Fundamentals for Apache Kafka
Slides: Webinar slides
- Brokers rely on local storage instead of network storage like SAN, NAS for low i/o latency
- Zookeeper is used to store metadata for cluster management, secrets etc
- Producer-topic and consumer-topic both have a many-to-many relationship
- How much control do I as a user have on the partition replica location. Example: can I configure replicas of a
partition to be stored on brokers that belong to a different Availability Zone in AWS?
- Yes you can. The basic recommendation for that is the usage of the broker property “broker.rack” = (cf. http://kafka.apache.org/documentation.html#basic_ops_racks )
- No. of partitions of a topic - is this something kafka decides internally, or is this something a user configures?

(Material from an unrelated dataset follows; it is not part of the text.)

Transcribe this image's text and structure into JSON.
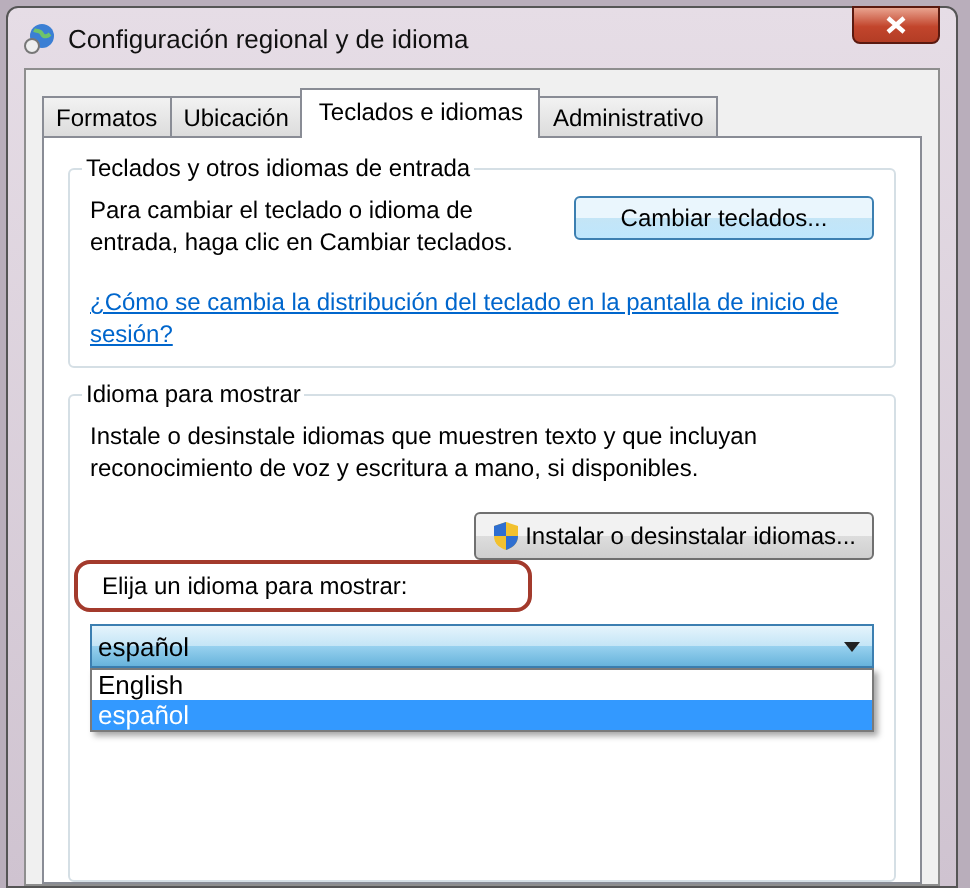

Can this number change during the life of a topic for horizontal scaling - i.e when the message volume needs to be
scaled up?
- The number of partitions of a topic is one of the most important settings of Kafka, and it’s normally configured by users. Because it affects other parts of the architecture (key distribution, number of clients in a client group, number of “replicas” in Kafka Stream application) we don’t recommend to change this setting during the lifetime of a topic. It can be however oversubscribed without much impact (e.g. you can start with 10-20 partition even if you have a 3-node cluster).